The firm’s profits were down 21.5 per cent on the year to $212.8m, although quarterly profits were up 10 per cent against the third quarter.
The dividend has been boosted by 10 per cent to $0.66 per share.
Randgold's share price quickly rose 3.4 per cent in morning trading on the results, and the firm's stock, which struggled over 2015, is up over 25 per cent since the start of the year.
Why it’s interesting
Miners are having a rough time as the commodities rout continues, and gold has not been left unaffected.
The price of gold has been hovering around a six-year low, around $1,045 an ounce.
But recent market volatility may offer gold miners a glimmer of hope, as investors seem to be returning to the golden safe haven.
With its stock soaring 25 per cent since the start of 2016, Randgold has been outperforming the FTSE index by far.
What they said
Mark Bristow, Randgold’s chief executive, said:
It's easy to achieve when the stars are all aligned but it's a lot more difficult in a market as challenged as this one, which makes these results even more pleasing.

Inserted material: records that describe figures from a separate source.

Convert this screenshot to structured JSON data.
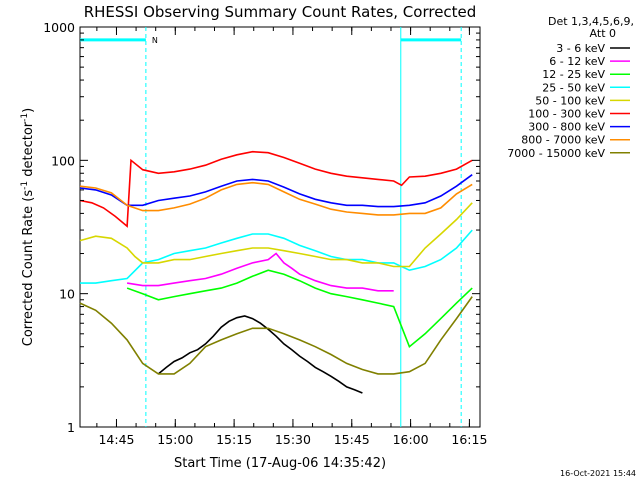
{
  "chart_data": {
    "type": "line",
    "title": "RHESSI Observing Summary Count Rates, Corrected",
    "xlabel": "Start Time (17-Aug-06 14:35:42)",
    "ylabel_main": "Corrected Count Rate (s",
    "ylabel_sup1": "-1",
    "ylabel_mid": " detector",
    "ylabel_sup2": "-1",
    "ylabel_end": ")",
    "x_unit": "minutes since 14:35:42",
    "xlim": [
      0,
      102
    ],
    "ylim": [
      1,
      1000
    ],
    "yscale": "log",
    "xticks": [
      {
        "v": 9.3,
        "label": "14:45"
      },
      {
        "v": 24.3,
        "label": "15:00"
      },
      {
        "v": 39.3,
        "label": "15:15"
      },
      {
        "v": 54.3,
        "label": "15:30"
      },
      {
        "v": 69.3,
        "label": "15:45"
      },
      {
        "v": 84.3,
        "label": "16:00"
      },
      {
        "v": 99.3,
        "label": "16:15"
      }
    ],
    "yticks": [
      {
        "v": 1,
        "label": "1"
      },
      {
        "v": 10,
        "label": "10"
      },
      {
        "v": 100,
        "label": "100"
      },
      {
        "v": 1000,
        "label": "1000"
      }
    ],
    "legend_header": [
      "Det 1,3,4,5,6,9,",
      "Att 0"
    ],
    "legend_position": "right",
    "night_flag": "N",
    "night_x": [
      0,
      16.8
    ],
    "saa_x": [
      81.8,
      97.2
    ],
    "night_level": 800,
    "series": [
      {
        "name": "3 - 6 keV",
        "color": "#000000",
        "x": [
          20,
          22,
          24,
          26,
          28,
          30,
          32,
          34,
          36,
          38,
          40,
          42,
          44,
          46,
          48,
          50,
          52,
          54,
          56,
          58,
          60,
          62,
          64,
          66,
          68,
          70,
          72
        ],
        "y": [
          2.5,
          2.8,
          3.1,
          3.3,
          3.6,
          3.8,
          4.2,
          4.8,
          5.6,
          6.2,
          6.6,
          6.8,
          6.5,
          6.0,
          5.4,
          4.8,
          4.2,
          3.8,
          3.4,
          3.1,
          2.8,
          2.6,
          2.4,
          2.2,
          2.0,
          1.9,
          1.8
        ]
      },
      {
        "name": "6 - 12 keV",
        "color": "#ff00ff",
        "x": [
          12,
          16,
          20,
          24,
          28,
          32,
          36,
          40,
          44,
          48,
          50,
          52,
          54,
          56,
          60,
          64,
          68,
          72,
          76,
          80
        ],
        "y": [
          12,
          11.5,
          11.5,
          12,
          12.5,
          13,
          14,
          15.5,
          17,
          18,
          20,
          17,
          15.5,
          14,
          12.5,
          11.5,
          11,
          11,
          10.5,
          10.5
        ]
      },
      {
        "name": "12 - 25 keV",
        "color": "#00ff00",
        "x": [
          12,
          16,
          20,
          24,
          28,
          32,
          36,
          40,
          44,
          48,
          52,
          56,
          60,
          64,
          68,
          72,
          76,
          80,
          84,
          88,
          92,
          96,
          100
        ],
        "y": [
          11,
          10,
          9,
          9.5,
          10,
          10.5,
          11,
          12,
          13.5,
          15,
          14,
          12.5,
          11,
          10,
          9.5,
          9,
          8.5,
          8,
          4,
          5,
          6.5,
          8.5,
          11
        ]
      },
      {
        "name": "25 - 50 keV",
        "color": "#00ffff",
        "x": [
          0,
          4,
          8,
          12,
          16,
          20,
          24,
          28,
          32,
          36,
          40,
          44,
          48,
          52,
          56,
          60,
          64,
          68,
          72,
          76,
          80,
          84,
          88,
          92,
          96,
          100
        ],
        "y": [
          12,
          12,
          12.5,
          13,
          17,
          18,
          20,
          21,
          22,
          24,
          26,
          28,
          28,
          26,
          23,
          21,
          19,
          18,
          18,
          17,
          17,
          15,
          16,
          18,
          22,
          30
        ]
      },
      {
        "name": "50 - 100 keV",
        "color": "#d7d700",
        "x": [
          0,
          4,
          8,
          12,
          14,
          16,
          20,
          24,
          28,
          32,
          36,
          40,
          44,
          48,
          52,
          56,
          60,
          64,
          68,
          72,
          76,
          80,
          84,
          88,
          92,
          96,
          100
        ],
        "y": [
          25,
          27,
          26,
          22,
          19,
          17,
          17,
          18,
          18,
          19,
          20,
          21,
          22,
          22,
          21,
          20,
          19,
          18,
          18,
          17,
          17,
          16,
          16,
          22,
          28,
          36,
          48
        ]
      },
      {
        "name": "100 - 300 keV",
        "color": "#ff0000",
        "x": [
          0,
          3,
          6,
          9,
          12,
          13,
          16,
          20,
          24,
          28,
          32,
          36,
          40,
          44,
          48,
          52,
          56,
          60,
          64,
          68,
          72,
          76,
          80,
          82,
          84,
          88,
          92,
          96,
          100
        ],
        "y": [
          50,
          48,
          44,
          38,
          32,
          100,
          85,
          80,
          82,
          86,
          92,
          102,
          110,
          116,
          114,
          105,
          95,
          86,
          80,
          76,
          74,
          72,
          70,
          65,
          75,
          76,
          80,
          86,
          100
        ]
      },
      {
        "name": "300 - 800 keV",
        "color": "#0000ff",
        "x": [
          0,
          4,
          8,
          12,
          16,
          20,
          24,
          28,
          32,
          36,
          40,
          44,
          48,
          52,
          56,
          60,
          64,
          68,
          72,
          76,
          80,
          84,
          88,
          92,
          96,
          100
        ],
        "y": [
          62,
          60,
          55,
          46,
          46,
          50,
          52,
          54,
          58,
          64,
          70,
          72,
          70,
          63,
          56,
          51,
          48,
          46,
          46,
          45,
          45,
          46,
          48,
          54,
          64,
          78
        ]
      },
      {
        "name": "800 - 7000 keV",
        "color": "#ff8c00",
        "x": [
          0,
          4,
          8,
          12,
          16,
          20,
          24,
          28,
          32,
          36,
          40,
          44,
          48,
          52,
          56,
          60,
          64,
          68,
          72,
          76,
          80,
          84,
          88,
          92,
          96,
          100
        ],
        "y": [
          64,
          62,
          57,
          46,
          42,
          42,
          44,
          47,
          52,
          60,
          66,
          68,
          66,
          58,
          51,
          47,
          43,
          41,
          40,
          39,
          39,
          40,
          40,
          44,
          56,
          66
        ]
      },
      {
        "name": "7000 - 15000 keV",
        "color": "#808000",
        "x": [
          0,
          4,
          8,
          12,
          16,
          20,
          24,
          28,
          32,
          36,
          40,
          44,
          48,
          52,
          56,
          60,
          64,
          68,
          72,
          76,
          80,
          84,
          88,
          92,
          96,
          100
        ],
        "y": [
          8.5,
          7.5,
          6,
          4.5,
          3,
          2.5,
          2.5,
          3,
          4,
          4.5,
          5,
          5.5,
          5.5,
          5,
          4.5,
          4,
          3.5,
          3,
          2.7,
          2.5,
          2.5,
          2.6,
          3,
          4.5,
          6.5,
          9.5
        ]
      }
    ]
  },
  "timestamp": "16-Oct-2021 15:44"
}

Randgold is now in a unique position to continue delivering value to all its stakeholders. Our mines can continue to generate cash flows at gold prices well below the $1 000/oz level. Our positive production and cost profile extends beyond 10 years. Our exploration teams are not only replenishing the ounces we mine but are making significant progress in the hunt for our next big discovery.